Lawyers for Jose Padilla, a U.S. citizen held as an "enemy combatant" for nearly four years, want the Supreme Court to resolve how much power a president has while the nation is at war.

Lawyers Donna Newman and Andrew Patel told the high court in papers filed Tuesday that the justices must step in "to preserve the vital checks and balances" on the president.

In an another twist to the case, Solicitor General Paul Clement asked the Supreme Court Wednesday to order Padilla's transfer from military to civilian custody immediately.

In their filing, Newman and Patel cited the Bush administration's interpretation of the president's war powers to justify its decision to hold Padilla — until recently — without charges in a military brig in South Carolina.

Padilla's lawyers also said President Bush abused his war powers authority by approving warrantless surveillance of conversations between people in the United States and abroad who had suspected terrorist ties.

Such developments "underscore the need for this court to address the fundamental constitutional questions presented by this case," the lawyers wrote.

"The government continues to defend this sweeping view of the president's power to substitute military law for the rule of law and seeks to expand it further, arguing that the very authorities that it says justify the indefinite detention without charge of citizens also justify widespread spying on citizens without judicial warrant or Congressional notification," Padilla's lawyers said.

Padilla's appeal deals not only with the broad questions of presidential power, but also seeks to resolve whether Padilla should remain in military or civilian custody.

Last week, the Richmond-based 4th U.S. Court of Appeals urged the Supreme Court to take the case after chastising the administration for shifting its tactics in the Padilla case and warning the government that it was risking its credibility with the courts.

A three-judge appellate panel refused the administration's request to vacate a September ruling that gave Bush wide authority to detain "enemy combatants" indefinitely without charges on U.S. soil.

The decision, written by Judge J. Michael Luttig, questioned why the administration used one set of facts before the court for 3 1/2 years to justify holding Padilla without charges but used another set to convince a grand jury in Florida to indict him last month.

Clement, in Wednesday's emergency filing with Chief Justice John Roberts, said the appeals court overstepped its authority and its decision "defies both law and logic" because Padilla's lawyers also want him transferred to civilian custody.

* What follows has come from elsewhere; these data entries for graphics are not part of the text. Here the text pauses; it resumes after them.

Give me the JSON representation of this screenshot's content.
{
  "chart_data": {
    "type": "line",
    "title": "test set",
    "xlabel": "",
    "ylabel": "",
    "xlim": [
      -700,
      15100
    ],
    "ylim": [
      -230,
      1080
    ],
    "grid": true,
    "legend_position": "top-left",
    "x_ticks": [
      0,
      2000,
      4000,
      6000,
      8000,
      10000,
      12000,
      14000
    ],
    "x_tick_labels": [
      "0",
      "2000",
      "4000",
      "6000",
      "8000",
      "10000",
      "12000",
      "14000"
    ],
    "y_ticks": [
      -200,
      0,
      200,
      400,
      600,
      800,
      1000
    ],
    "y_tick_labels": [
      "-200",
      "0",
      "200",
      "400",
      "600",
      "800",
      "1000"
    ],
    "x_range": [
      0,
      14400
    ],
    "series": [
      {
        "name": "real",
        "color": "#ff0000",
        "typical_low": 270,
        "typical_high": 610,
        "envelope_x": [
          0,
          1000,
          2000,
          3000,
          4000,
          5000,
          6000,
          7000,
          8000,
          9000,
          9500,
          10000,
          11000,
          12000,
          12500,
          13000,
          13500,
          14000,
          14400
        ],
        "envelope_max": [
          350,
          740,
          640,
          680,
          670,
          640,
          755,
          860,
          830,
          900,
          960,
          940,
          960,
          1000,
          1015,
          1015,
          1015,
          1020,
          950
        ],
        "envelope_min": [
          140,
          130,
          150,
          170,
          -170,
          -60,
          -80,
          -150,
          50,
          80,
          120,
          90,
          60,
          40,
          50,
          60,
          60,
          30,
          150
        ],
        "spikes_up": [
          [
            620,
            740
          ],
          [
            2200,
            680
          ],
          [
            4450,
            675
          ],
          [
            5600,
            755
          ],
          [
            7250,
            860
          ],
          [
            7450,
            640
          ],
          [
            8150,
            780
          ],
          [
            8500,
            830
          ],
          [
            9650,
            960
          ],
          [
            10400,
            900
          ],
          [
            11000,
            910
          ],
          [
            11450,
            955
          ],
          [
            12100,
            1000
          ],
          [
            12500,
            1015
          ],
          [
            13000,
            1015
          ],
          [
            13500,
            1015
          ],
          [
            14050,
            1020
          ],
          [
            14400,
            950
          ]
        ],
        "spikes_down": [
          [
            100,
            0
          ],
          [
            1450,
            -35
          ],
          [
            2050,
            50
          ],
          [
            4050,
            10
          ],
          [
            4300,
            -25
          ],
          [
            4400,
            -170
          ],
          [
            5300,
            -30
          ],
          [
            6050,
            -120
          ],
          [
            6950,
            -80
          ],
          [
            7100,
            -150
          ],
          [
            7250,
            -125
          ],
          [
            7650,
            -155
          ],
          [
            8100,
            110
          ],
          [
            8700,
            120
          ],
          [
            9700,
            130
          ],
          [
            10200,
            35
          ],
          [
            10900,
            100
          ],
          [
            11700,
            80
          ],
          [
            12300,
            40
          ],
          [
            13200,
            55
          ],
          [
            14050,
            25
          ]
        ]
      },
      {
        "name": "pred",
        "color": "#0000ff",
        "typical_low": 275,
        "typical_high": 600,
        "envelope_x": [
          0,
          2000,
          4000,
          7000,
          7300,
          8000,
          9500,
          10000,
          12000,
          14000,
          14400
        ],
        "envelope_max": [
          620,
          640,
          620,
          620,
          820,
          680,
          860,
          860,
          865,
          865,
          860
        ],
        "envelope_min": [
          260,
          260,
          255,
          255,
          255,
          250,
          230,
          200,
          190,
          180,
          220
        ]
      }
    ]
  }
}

He said the decision also was improper because it amounted to "an unwarranted attack on the exercise of executive discretion."

Roberts could rule himself or refer the transfer request to the entire high court.

Padilla, a former Chicago gang member, was arrested in 2002 at Chicago's O'Hare Airport as he returned to the United States from Afghanistan. Initially, then-Attorney General John Ashcroft alleged Padilla planned to set off a radiological device known as a "dirty bomb."

The administration then argued before federal courts in New York and Virginia that Padilla should be held without charges because he had come home to carry out an Al Qaeda backed plot to blow up apartment buildings in New York, Washington or Florida.

Last month, a grand jury in Miami charged Padilla with being part of a North American terror support cell that allegedly raised funds and recruited fighters to wage violent jihad outside the United States.